Initially Cheney was only peripherally involved in the administration's response to the intelligence scandals, but that would change. The week Hersh's December 1974 story hit, one of Cheney's main tasks was coordinating the White House
Christmas cards
. A review of documents at the Ford Library in Ann Arbor reveals a host of small-bore duties Cheney handled in his first nine months as deputy, including remedying the dearth of salt shakers in the Residence, obtaining a new headrest for
Mrs. Ford's
helicopter seat, and dealing with requests for congressional visits to
Camp David
. On the latter, a request from Alaska senator
Ted Stevens
for a tour of the facility, Cheney, ever mindful of executive privilege, wrote Rumsfeld to "strongly" recommend against allowing Congress access to Camp David. First of all, it might tip off the public to the classified nature of some of the facilities at the compound. Second, "once we start Congressional tours at Camp David, we may end up with yet another series of issues about the prerequisites
[sic]
of the White House."

Amid the picayune staff work, Rumsfeld also asked Cheney to make political recommendations, including how to energize the conservative Republican base. Cheney identified a
school voucher
program in New Hampshire that needed money as "a very important project that we'd like to see funded" and advocated the extension of the Voting Rights Act to the entire country so the South wouldn't feel discriminated against. When
Caspar Weinberger
, then secretary of health, education, and welfare, proposed a tax increase to cover the deficit in the
Social Security Trust Fund
, Cheney persuaded him to drop the proposal.

But on May 25, 1975, with Chief of Staff Rumsfeld out of the country,
The New York Times
dropped another Hersh bombshell. It revealed that U.S. spy submarines were tapping into Soviet communication cables inside the USSR's three-mile territorial limit. Hersh admitted in the story that his sources gave him the information in the hope that it would move policy. They believed that the submarine program violated the spirit of detente and that using satellites to obtain the same information was less risky. Rumsfeld, traveling with the president in Europe, put Cheney in charge of devising an administration response to the story. Cheney's answer was as stunning as it was predictive of positions he would take when he had real power as George Bush's co-president.

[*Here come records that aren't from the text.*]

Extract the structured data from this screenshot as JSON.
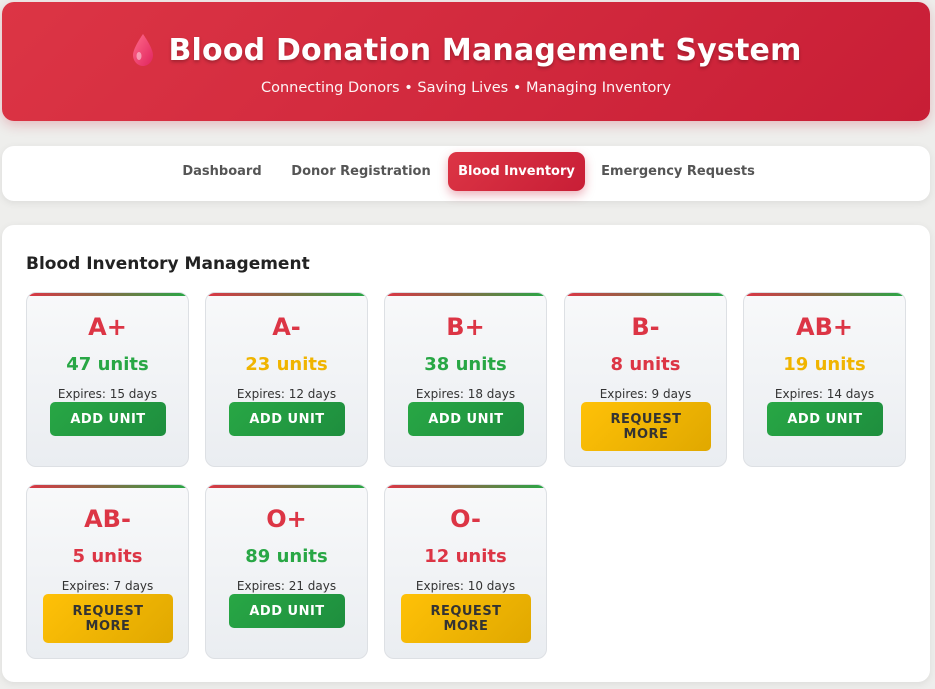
{
  "header": {
    "title": "Blood Donation Management System",
    "subtitle": "Connecting Donors • Saving Lives • Managing Inventory"
  },
  "nav": {
    "tabs": [
      {
        "label": "Dashboard",
        "active": false
      },
      {
        "label": "Donor Registration",
        "active": false
      },
      {
        "label": "Blood Inventory",
        "active": true
      },
      {
        "label": "Emergency Requests",
        "active": false
      }
    ]
  },
  "inventory": {
    "title": "Blood Inventory Management",
    "cards": [
      {
        "type": "A+",
        "units": "47 units",
        "status": "good",
        "expires": "Expires: 15 days",
        "action": "ADD UNIT",
        "action_kind": "add"
      },
      {
        "type": "A-",
        "units": "23 units",
        "status": "low",
        "expires": "Expires: 12 days",
        "action": "ADD UNIT",
        "action_kind": "add"
      },
      {
        "type": "B+",
        "units": "38 units",
        "status": "good",
        "expires": "Expires: 18 days",
        "action": "ADD UNIT",
        "action_kind": "add"
      },
      {
        "type": "B-",
        "units": "8 units",
        "status": "critical",
        "expires": "Expires: 9 days",
        "action": "REQUEST MORE",
        "action_kind": "request"
      },
      {
        "type": "AB+",
        "units": "19 units",
        "status": "low",
        "expires": "Expires: 14 days",
        "action": "ADD UNIT",
        "action_kind": "add"
      },
      {
        "type": "AB-",
        "units": "5 units",
        "status": "critical",
        "expires": "Expires: 7 days",
        "action": "REQUEST MORE",
        "action_kind": "request"
      },
      {
        "type": "O+",
        "units": "89 units",
        "status": "good",
        "expires": "Expires: 21 days",
        "action": "ADD UNIT",
        "action_kind": "add"
      },
      {
        "type": "O-",
        "units": "12 units",
        "status": "critical",
        "expires": "Expires: 10 days",
        "action": "REQUEST MORE",
        "action_kind": "request"
      }
    ]
  },
  "colors": {
    "primary": "#dc3545",
    "good": "#28a745",
    "low": "#f0b400",
    "critical": "#dc3545"
  }
}
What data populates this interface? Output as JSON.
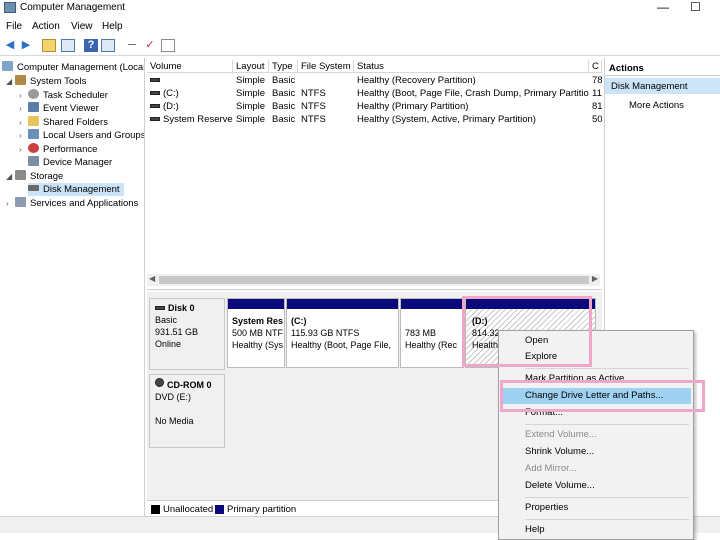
{
  "window": {
    "title": "Computer Management"
  },
  "menu": [
    "File",
    "Action",
    "View",
    "Help"
  ],
  "tree": {
    "root": "Computer Management (Local",
    "system_tools": "System Tools",
    "items": [
      "Task Scheduler",
      "Event Viewer",
      "Shared Folders",
      "Local Users and Groups",
      "Performance",
      "Device Manager"
    ],
    "storage": "Storage",
    "disk_management": "Disk Management",
    "services": "Services and Applications"
  },
  "volume_list": {
    "headers": [
      "Volume",
      "Layout",
      "Type",
      "File System",
      "Status",
      "C"
    ],
    "rows": [
      {
        "volume": "",
        "layout": "Simple",
        "type": "Basic",
        "fs": "",
        "status": "Healthy (Recovery Partition)",
        "cap": "78"
      },
      {
        "volume": "(C:)",
        "layout": "Simple",
        "type": "Basic",
        "fs": "NTFS",
        "status": "Healthy (Boot, Page File, Crash Dump, Primary Partition)",
        "cap": "11"
      },
      {
        "volume": "(D:)",
        "layout": "Simple",
        "type": "Basic",
        "fs": "NTFS",
        "status": "Healthy (Primary Partition)",
        "cap": "81"
      },
      {
        "volume": "System Reserved",
        "layout": "Simple",
        "type": "Basic",
        "fs": "NTFS",
        "status": "Healthy (System, Active, Primary Partition)",
        "cap": "50"
      }
    ]
  },
  "disk0": {
    "name": "Disk 0",
    "type": "Basic",
    "size": "931.51 GB",
    "state": "Online",
    "partitions": [
      {
        "name": "System Res",
        "detail": "500 MB NTF",
        "status": "Healthy (Sys"
      },
      {
        "name": "(C:)",
        "detail": "115.93 GB NTFS",
        "status": "Healthy (Boot, Page File,"
      },
      {
        "name": "",
        "detail": "783 MB",
        "status": "Healthy (Rec"
      },
      {
        "name": "(D:)",
        "detail": "814.32",
        "status": "Health"
      }
    ]
  },
  "cdrom0": {
    "name": "CD-ROM 0",
    "type": "DVD (E:)",
    "state": "No Media"
  },
  "legend": {
    "unallocated": "Unallocated",
    "primary": "Primary partition",
    "unallocated_color": "#000000",
    "primary_color": "#0a0a7a"
  },
  "actions": {
    "header": "Actions",
    "selected": "Disk Management",
    "more": "More Actions"
  },
  "context_menu": {
    "open": "Open",
    "explore": "Explore",
    "mark_active": "Mark Partition as Active",
    "change_letter": "Change Drive Letter and Paths...",
    "format": "Format...",
    "extend": "Extend Volume...",
    "shrink": "Shrink Volume...",
    "add_mirror": "Add Mirror...",
    "delete": "Delete Volume...",
    "properties": "Properties",
    "help": "Help"
  }
}
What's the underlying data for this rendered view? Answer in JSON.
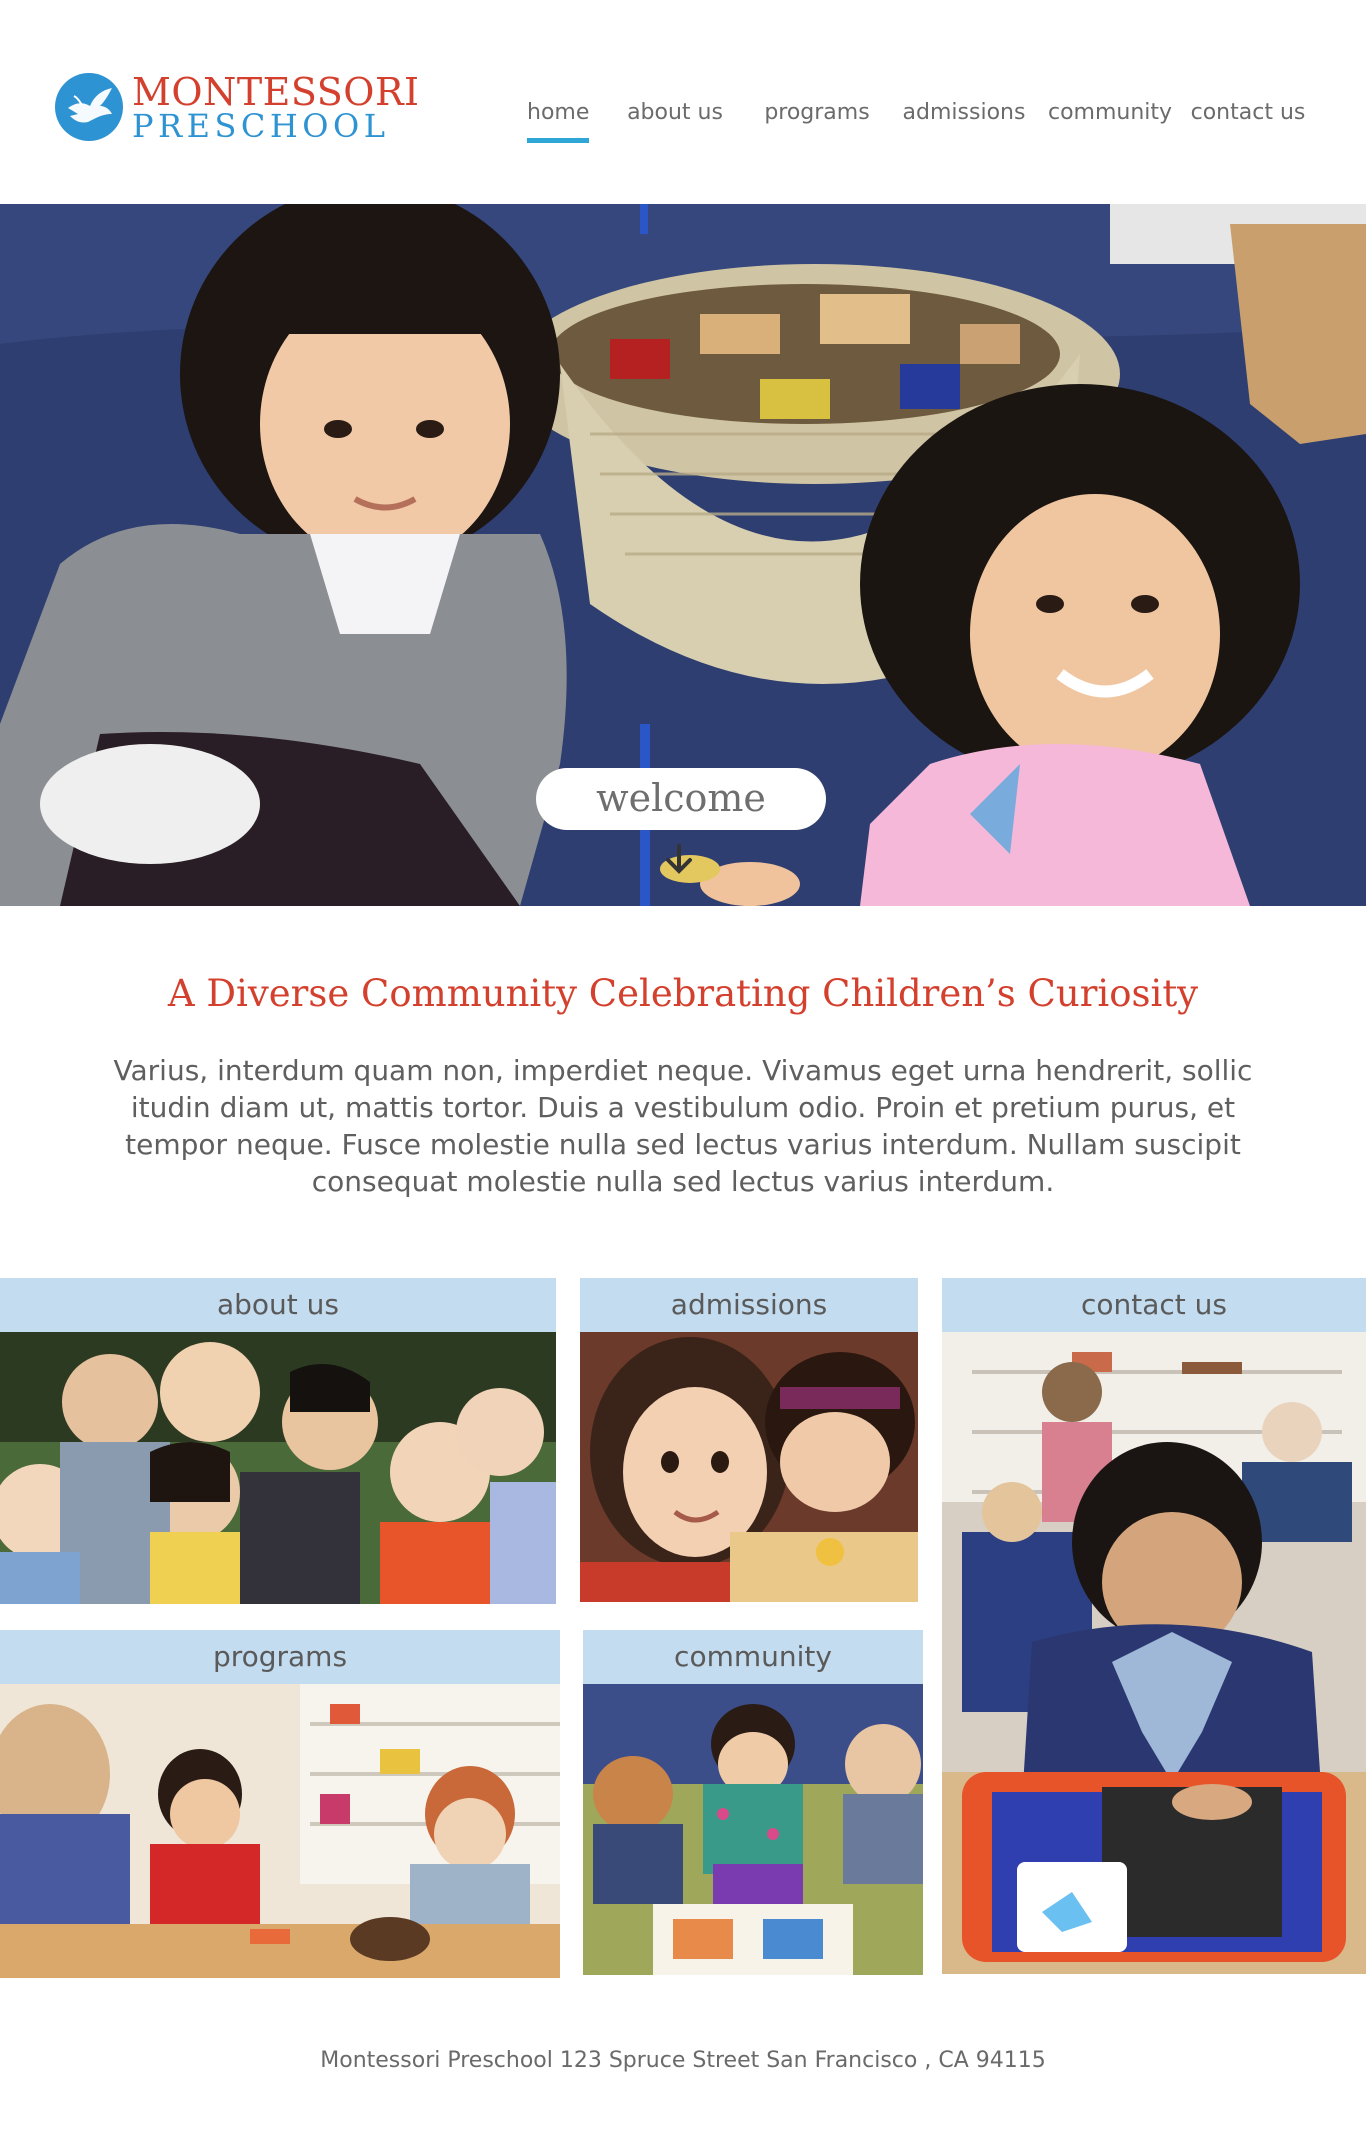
{
  "brand": {
    "line1": "MONTESSORI",
    "line2": "PRESCHOOL",
    "logo_icon": "dove-icon",
    "red": "#d4402e",
    "blue": "#2e93d2"
  },
  "nav": {
    "items": [
      {
        "label": "home",
        "active": true
      },
      {
        "label": "about us"
      },
      {
        "label": "programs"
      },
      {
        "label": "admissions"
      },
      {
        "label": "community"
      },
      {
        "label": "contact us"
      }
    ],
    "accent": "#2ea7d6"
  },
  "hero": {
    "button_label": "welcome",
    "arrow_icon": "arrow-down-icon"
  },
  "intro": {
    "title": "A Diverse Community Celebrating Children’s Curiosity",
    "body": "Varius, interdum quam non, imperdiet neque. Vivamus eget urna hendrerit, sollic itudin diam ut, mattis tortor. Duis a vestibulum odio. Proin et pretium purus, et tempor neque. Fusce molestie nulla sed lectus varius interdum. Nullam suscipit consequat molestie nulla sed lectus varius interdum."
  },
  "tiles": {
    "about": "about us",
    "admissions": "admissions",
    "contact": "contact us",
    "programs": "programs",
    "community": "community",
    "label_bg": "#c3dcf0"
  },
  "footer": {
    "address": "Montessori Preschool 123 Spruce Street San Francisco , CA 94115"
  }
}
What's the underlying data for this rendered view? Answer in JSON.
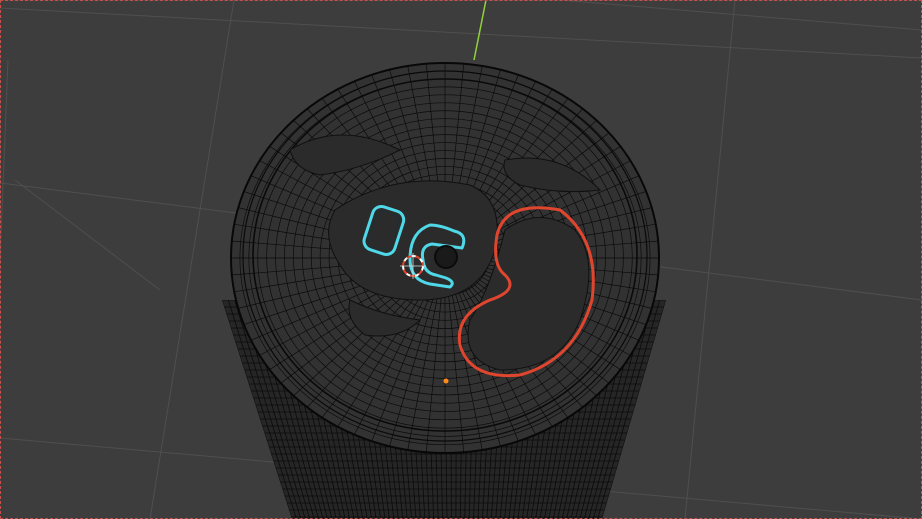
{
  "viewport": {
    "mode": "wireframe",
    "background": "#3d3d3d",
    "grid_color": "#4f4f4f",
    "axis_y_color": "#8fd13b",
    "wire_color": "#0b0b0b",
    "border_color": "#c8504a"
  },
  "object": {
    "shape": "can-body-with-lid",
    "selection_active_color": "#4fd8e8",
    "selection_secondary_color": "#e0452e",
    "origin_color": "#ff8a1a",
    "cursor_colors": [
      "#ffffff",
      "#e0452e"
    ]
  }
}
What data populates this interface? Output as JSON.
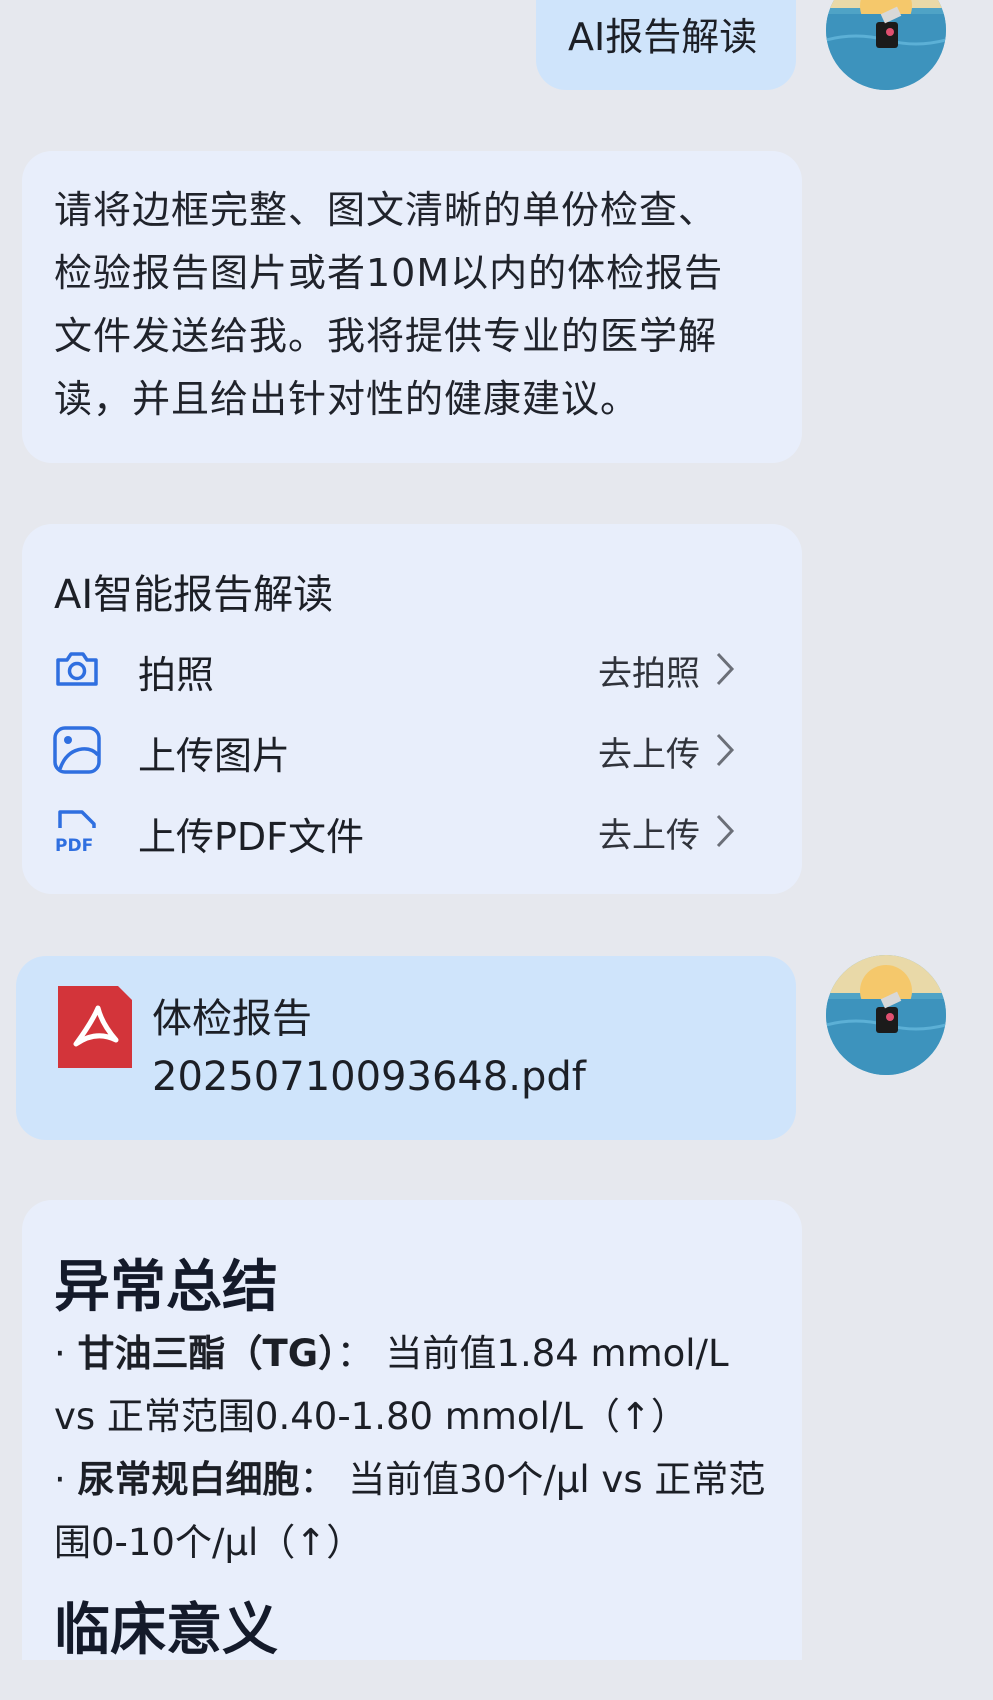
{
  "user_message": {
    "text": "AI报告解读"
  },
  "intro_message": {
    "text": "请将边框完整、图文清晰的单份检查、检验报告图片或者10M以内的体检报告文件发送给我。我将提供专业的医学解读，并且给出针对性的健康建议。"
  },
  "report_card": {
    "title": "AI智能报告解读",
    "options": [
      {
        "icon": "camera-icon",
        "label": "拍照",
        "action": "去拍照"
      },
      {
        "icon": "image-upload-icon",
        "label": "上传图片",
        "action": "去上传"
      },
      {
        "icon": "pdf-icon",
        "label": "上传PDF文件",
        "action": "去上传"
      }
    ]
  },
  "file_message": {
    "icon": "pdf-file-icon",
    "name_line1": "体检报告",
    "name_line2": "20250710093648.pdf"
  },
  "analysis": {
    "heading1": "异常总结",
    "items": [
      {
        "bullet": "·",
        "term": "甘油三酯（TG）",
        "sep": "：",
        "text": "当前值1.84 mmol/L vs 正常范围0.40-1.80 mmol/L（↑）"
      },
      {
        "bullet": "·",
        "term": "尿常规白细胞",
        "sep": "：",
        "text": "当前值30个/μl vs 正常范围0-10个/μl（↑）"
      }
    ],
    "heading2": "临床意义"
  },
  "colors": {
    "user_bubble": "#cfe4fb",
    "ai_bubble": "#e8eefb",
    "accent": "#2f6fe0",
    "pdf_red": "#d3343a"
  }
}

Cheney called a meeting with Attorney General
Edward Levi
and White House counsel
Philip Buchen
to discuss options. Levi, a short man with a towering intellect, unimpeachable integrity, and a nonpartisan bent, served as a bridge between the Democratic Congress and Ford, winning the president's approval for intelligence reforms over the objections of executive absolutists like Cheney. "Ed Levi was a voice of wisdom and counsel," says
Jack Marsh
, a Ford senior adviser who worked on intelligence matters with Levi. "His contributions have never been appreciated."

In the case of Hersh's submarine exposé, it would be Levi, the designated adult, who would rein in Cheney. Faced with the possible leak of classified information, the thirty-four-year-old Cheney's first thoughts involved getting access to the home of a reporter. Among the options the three men explored, according to Cheney's handwritten notes, were grand jury indictments, threatening the
Times
with prosecution if they didn't stop reporting classified information, and obtaining a search warrant to "go after Hersh papers in his apt." They also discussed political considerations. "Will we get hit with violating the 1
st
amendment to the constitution?" Cheney wrote. Ultimately, Levi put the kibosh on searching Hersh's apartment. Since the leak did not endanger the Soviet eavesdropping, with Levi's prodding, the White House decided to do nothing rather than draw more attention to it.